The Compton effect, sometimes called Compton scattering, occurs when an x ray collides with an electron. In 1923, Arthur H. Compton (1892–1962) did experiments bouncing x rays off the electrons in graphite atoms. Compton found the x rays that scattered off the electrons had a lower frequency (and longer wavelength) than they had before striking the electrons. The amount the frequency changes depends on the scattering angle, the angle that the x ray is deflected from its original path.
Imagine playing pool. Only the cue ball and 8 ball are left on the table. When the cueball strikes the 8 ball, which was initially at rest, the cue ball is scattered at some angle. It also loses some of its momentum and kinetic energy to the 8 ball as the 8 ball begins to move. The x-ray photon scattering off an electron behaves similarly. The x ray loses energy and momentum to the electron as the electron begins to move. The energy and frequency of light and other electromagnetic radiation are related so that a lower frequency x-ray photon has a lower energy.
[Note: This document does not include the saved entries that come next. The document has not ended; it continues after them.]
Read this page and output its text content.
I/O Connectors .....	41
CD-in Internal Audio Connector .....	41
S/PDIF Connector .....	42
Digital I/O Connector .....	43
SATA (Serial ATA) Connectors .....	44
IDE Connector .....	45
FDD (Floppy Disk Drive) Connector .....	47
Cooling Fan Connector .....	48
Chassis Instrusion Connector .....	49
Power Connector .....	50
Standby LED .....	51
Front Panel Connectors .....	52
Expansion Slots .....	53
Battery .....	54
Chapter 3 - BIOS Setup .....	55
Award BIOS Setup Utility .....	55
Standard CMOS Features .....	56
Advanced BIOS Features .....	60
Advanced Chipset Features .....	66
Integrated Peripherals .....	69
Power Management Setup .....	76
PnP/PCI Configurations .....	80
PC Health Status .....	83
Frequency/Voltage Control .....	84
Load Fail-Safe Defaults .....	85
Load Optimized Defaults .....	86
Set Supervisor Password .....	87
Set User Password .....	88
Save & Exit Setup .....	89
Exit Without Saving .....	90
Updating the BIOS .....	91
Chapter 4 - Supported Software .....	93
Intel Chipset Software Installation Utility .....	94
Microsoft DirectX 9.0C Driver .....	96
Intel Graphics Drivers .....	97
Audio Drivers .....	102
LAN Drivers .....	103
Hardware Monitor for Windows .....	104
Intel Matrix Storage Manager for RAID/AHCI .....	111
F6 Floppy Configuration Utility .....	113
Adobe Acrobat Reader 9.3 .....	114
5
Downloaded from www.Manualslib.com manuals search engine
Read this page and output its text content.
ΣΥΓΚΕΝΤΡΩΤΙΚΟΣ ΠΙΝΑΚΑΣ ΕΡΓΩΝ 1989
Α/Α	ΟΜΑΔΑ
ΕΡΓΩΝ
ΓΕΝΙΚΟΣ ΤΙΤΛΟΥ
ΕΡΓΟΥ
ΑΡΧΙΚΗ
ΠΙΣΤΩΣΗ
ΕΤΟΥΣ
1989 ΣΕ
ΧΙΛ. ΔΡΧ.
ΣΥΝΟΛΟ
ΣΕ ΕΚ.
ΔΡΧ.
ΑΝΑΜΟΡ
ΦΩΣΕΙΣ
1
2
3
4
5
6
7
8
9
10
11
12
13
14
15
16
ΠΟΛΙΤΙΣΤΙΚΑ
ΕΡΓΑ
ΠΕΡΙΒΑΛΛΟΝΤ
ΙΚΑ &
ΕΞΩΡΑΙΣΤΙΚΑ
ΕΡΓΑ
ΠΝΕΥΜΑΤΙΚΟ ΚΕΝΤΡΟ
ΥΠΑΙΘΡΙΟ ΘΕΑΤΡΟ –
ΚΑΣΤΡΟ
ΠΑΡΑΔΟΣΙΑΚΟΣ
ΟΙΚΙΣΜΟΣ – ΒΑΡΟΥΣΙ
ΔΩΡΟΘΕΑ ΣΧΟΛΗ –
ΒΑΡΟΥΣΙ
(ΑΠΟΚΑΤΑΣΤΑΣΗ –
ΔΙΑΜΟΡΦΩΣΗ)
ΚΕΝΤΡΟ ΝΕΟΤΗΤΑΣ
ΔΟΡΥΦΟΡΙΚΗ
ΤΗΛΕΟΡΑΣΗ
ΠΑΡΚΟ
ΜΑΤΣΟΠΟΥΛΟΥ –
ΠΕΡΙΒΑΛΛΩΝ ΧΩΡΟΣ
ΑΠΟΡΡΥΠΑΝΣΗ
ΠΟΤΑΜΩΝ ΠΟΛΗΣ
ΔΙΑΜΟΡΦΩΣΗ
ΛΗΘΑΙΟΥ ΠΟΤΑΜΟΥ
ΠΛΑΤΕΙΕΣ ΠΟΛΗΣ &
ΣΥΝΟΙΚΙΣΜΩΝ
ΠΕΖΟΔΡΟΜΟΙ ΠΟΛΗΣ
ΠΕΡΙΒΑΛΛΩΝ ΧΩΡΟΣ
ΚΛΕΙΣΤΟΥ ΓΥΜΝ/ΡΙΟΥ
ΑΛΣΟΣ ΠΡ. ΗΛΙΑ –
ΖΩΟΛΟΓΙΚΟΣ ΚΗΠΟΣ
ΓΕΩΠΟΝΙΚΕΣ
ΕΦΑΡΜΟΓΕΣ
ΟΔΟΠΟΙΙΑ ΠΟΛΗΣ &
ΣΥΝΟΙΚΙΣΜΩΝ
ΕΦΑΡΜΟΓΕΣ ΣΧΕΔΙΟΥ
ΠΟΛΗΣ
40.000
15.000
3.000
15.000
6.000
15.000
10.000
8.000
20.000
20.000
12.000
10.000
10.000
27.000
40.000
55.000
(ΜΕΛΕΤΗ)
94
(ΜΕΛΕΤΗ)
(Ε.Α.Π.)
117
The frequency of the x ray decreases as it loses energy to the electron.
In 1905, Albert Einstein (1879–1955) explained the photoelectric effect, the effect that causes solar cells to produce electricity, by assuming that light can occur in discrete particles called photons. This photon model for light still needed further experimental confirmation. Compton’s x ray scattering experiments provided additional evidence that light does exhibit particle like behavior. Compton received the 1927 Nobel Prize in physics for his work. Thousands of experiments have since shown that light can exhibit both wave and particle behavior, a property called wave-particle duality.